Basmar mengatakan, selain itu dipilihnya SMK Negeri 3 Kota Magelang juga dinilai  keamanannya lebih  terjamin. Meskipun , selama pelaksanaan penyortiran dan pelipatan surat suara tersebut juga  mendapat pengamanan dari Polres Magelang Kota.

Selain itu, di SMK yang berada di Jalan Piere Tendean nomor 1 tersebut sebagian besar siswanya perempuan. “Biasanya kaum perempuan memiliki kontrol, mempunyai kecepatan dan kecermatan yang lebih,” katanya.

Menurutnya, KPU Kota Magelang tidak hanya pada tahun ini saja menggandeng dengan pihak SMK Negeri 3 dalam penyortiran dan pelipatan surat suara. Melainkan sudah tiga  kali pelaksanaan pemilu legislatif dan pemilihan presiden.

“KPU Kota Magelang telah bekerja sama dengan pihak SMK Negeri 3 Kota Magelang dalam penyortiran dan pelipatan surat suara untuk pemilu legislatif dan pemilihan presiden, sejak tahun 2009 silam,” katanya.

Pada proses pelaksanaan penyortiran dan pelipatan surat suara tersebut para siswa juga didampingi dari ketiga Panitia Pemilihan Kecamatan (PPK) dan Panitia Pemungutan Suara (PPS) dari 17 kelurahan yang ada di Kota Magelang.

93.355 Lembar

Basmar menambahkan,  pihaknya  menargetkan  penyortiran dan   pelipatan surat suara tersebut dalam waktu  sekitar dua hari, yakni Senin  sampai Selasa ( 25-26  Februari ini). “Kalau bisa malah selesau dalam satu hari,” imbuhnya.
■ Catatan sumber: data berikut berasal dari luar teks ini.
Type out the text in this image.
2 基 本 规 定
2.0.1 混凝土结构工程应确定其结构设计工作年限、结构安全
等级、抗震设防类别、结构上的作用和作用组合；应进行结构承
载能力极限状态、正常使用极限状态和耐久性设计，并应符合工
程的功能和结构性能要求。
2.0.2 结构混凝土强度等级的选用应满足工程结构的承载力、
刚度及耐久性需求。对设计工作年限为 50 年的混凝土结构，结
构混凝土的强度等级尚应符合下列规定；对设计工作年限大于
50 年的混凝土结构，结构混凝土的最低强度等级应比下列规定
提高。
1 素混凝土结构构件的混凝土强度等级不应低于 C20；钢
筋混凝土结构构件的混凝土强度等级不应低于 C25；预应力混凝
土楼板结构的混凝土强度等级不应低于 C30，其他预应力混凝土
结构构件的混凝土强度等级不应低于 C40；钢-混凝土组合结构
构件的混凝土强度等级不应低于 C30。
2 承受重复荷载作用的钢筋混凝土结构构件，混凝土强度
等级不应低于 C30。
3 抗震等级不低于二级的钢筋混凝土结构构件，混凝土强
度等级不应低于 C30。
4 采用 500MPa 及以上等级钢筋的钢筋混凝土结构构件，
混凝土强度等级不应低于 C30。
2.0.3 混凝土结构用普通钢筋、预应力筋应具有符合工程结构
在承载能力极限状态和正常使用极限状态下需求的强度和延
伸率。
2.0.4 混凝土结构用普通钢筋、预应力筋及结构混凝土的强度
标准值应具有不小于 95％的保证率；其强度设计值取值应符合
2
Menurutnya, jumlah surat suara untuk pemilihan legislatif dan pemilihan presiden yang disortir dan dilipat oleh para siswa SMK Negeri 3 tersebut sebanyak 466.775 lembar. Terdiri atas surat suara untuk pemilihan presiden, pemilihan anggota DPR RI, anggota DPD  dan anggota DPRD I Provinsi Jateng, masing-masing sebanyak  93.355 lembar.

“Hal serupa jumlahnya juga sama untuk  pemilihan anggota DPRD Kota Magelang. Yang terdiri atas daerah pemilihan ( dapil) Kota Magelang 1 sebanyak 31.043 2 lembar, dapil  Kota Magelang 2 sebanyak  35.154 lembar dan dapil Kota Magelang 3 sebanyak 27.158 lembar,” imbuhnya.

Basmar mengatakan, dalam penyortiran dan pelipatan surat suara tersebut ditemukan sejumlah surat suara yang diduga  cacat atau rusak. Adapun kriteria surat suara yang tidak layak, rusak atau cacat tersebut, yakni hasil cetak surat suara kotor atau tidak merata, permukaan hasil cetak surat suara kabur.

“Selain itu juga termasuk surat suara kusut ataumengkerut, surat suara sobek di bagian tengah dan atau bagian pinggirm, serta terdapat lubang yg menimbulkan kesan surat suara sudah dicoblos,” katanya.